What Causes Thrush While Breastfeeding? Its Signs And Treatment

We all house the fungus candida albicans in our body. They are a part of our GI system, and the bacteria keep their population in check. Breast feeding generates a perfect environment for thrush. Candida albicans thrives in moist, warm, sugary places, which is how your baby’s mouth is during breast feeding. The infection passes to your nipples.

Rarely, thrush on the nipples may gain entry in to the milk ducts, causing burning and shooting pain within the breasts. Thrush pain lasts whilst the baby is feeding and tends to aggravate after the feed. If the baby develops thrush as well, there will be white patches on the roof of the mouth, tongue, gums and on the inside of the mouth.

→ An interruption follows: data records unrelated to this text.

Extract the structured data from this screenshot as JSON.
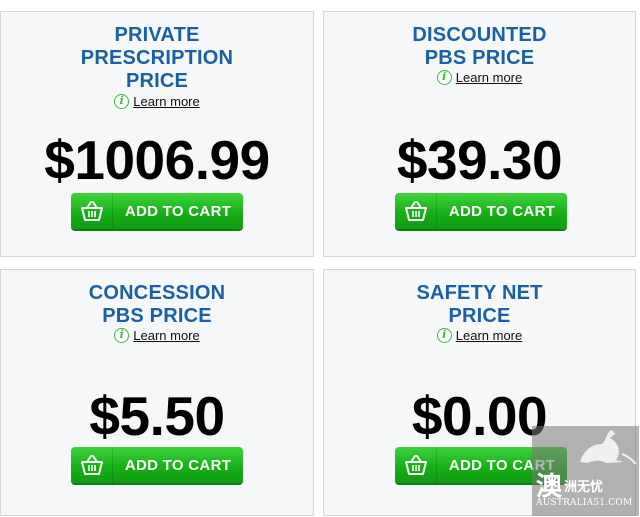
{
  "cards": [
    {
      "title_lines": [
        "PRIVATE",
        "PRESCRIPTION",
        "PRICE"
      ],
      "learn_more": "Learn more",
      "price": "$1006.99",
      "cart_label": "ADD TO CART"
    },
    {
      "title_lines": [
        "DISCOUNTED",
        "PBS PRICE"
      ],
      "learn_more": "Learn more",
      "price": "$39.30",
      "cart_label": "ADD TO CART"
    },
    {
      "title_lines": [
        "CONCESSION",
        "PBS PRICE"
      ],
      "learn_more": "Learn more",
      "price": "$5.50",
      "cart_label": "ADD TO CART"
    },
    {
      "title_lines": [
        "SAFETY NET",
        "PRICE"
      ],
      "learn_more": "Learn more",
      "price": "$0.00",
      "cart_label": "ADD TO CART"
    }
  ],
  "icons": {
    "info": "info-icon",
    "basket": "shopping-basket-icon"
  },
  "colors": {
    "title_blue": "#1b5fa6",
    "cart_green": "#18b018",
    "info_green": "#3fb93f"
  },
  "watermark": {
    "glyph": "澳",
    "text": "洲无忧",
    "url": "AUSTRALIA51.COM"
  }
}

If you touch these patches, you will find the base is raw and may even bleed. Thrush can pass to the baby’s digestive tract and to his bottom and result in red spots that may take time to heal.

Candida albicans takes hold of the nipples, especially, if they are sore and cracked. Unless treated, thrush passes back and forth between you and the baby.

Signs Of Thrush While Breastfeeding

Common manifesting features of thrush in breastfeeding mothers include:

  • Nipples are cracked and they don’t heal. Occasionally deep cracks in the nipples may be associated with hemorrhage spots on the nipples or rarely bleeding.
  • Nipples are red, shiny; and there will be white patches.
  • Nipples are itchy especially during the time when the child is not breastfeeding.
  • There is pain when the baby feeds, and the pain remains for an hour or so after the feed.
  • Alongside, the baby will have white patches in the mouth and may also refuse feed occasionally.

Preventing And Treating Thrush Naturally While Breastfeeding

The following are recommended to keep thrush at bay:

  • Sterilize feeding bottles, pacifiers, and breast pumps. Or at least boil these well after every use, to stay away from re-infection.
  • Wash all the baby’s toys in hot, soapy water.
  • You need to maintain the strictest levels of hygiene; bathe at least twice daily and wear a clean bra. Keep your nipples clean and dry. Wash them with warm water and dry off with a soft towel.
  • Wash your hands often, particularly after diaper changes.
  • Use a separate towel for everyone in the family.
  • Wash your clothes as well as the baby’s at 60 degrees C, to destroy the fungus.
  • Steer clear of sugary foods and foods that contain yeast.
  • Add vitamin C rich foods to your everyday menu; vitamin C boosts immune levels and prevents growth of Candida. Have limes, lemons, guavas, mangoes, apples and cherries. You may also consult your health care provider and have vitamin C supplement.
  • You may also add probiotics to your everyday meal to encourage the ‘friendly’ bacteria that hold back the thrush. Have a bowl of yogurt daily; or confer with your physician and have a probiotic supplement.
  • Local application of tea tree oil can help in killing the fungi while calendula tincture can help in hastening the process of healing. However clean your nipples thoroughly before feeding your child.
  • Homeopathic drugs are considered safe to prescribe for children above the age of three months. Consult your doctor to suggest the right dosage and medication.

Thrush should not prevent you from breast feeding, although it can make it painful. You may breast feed while you’re both being treated.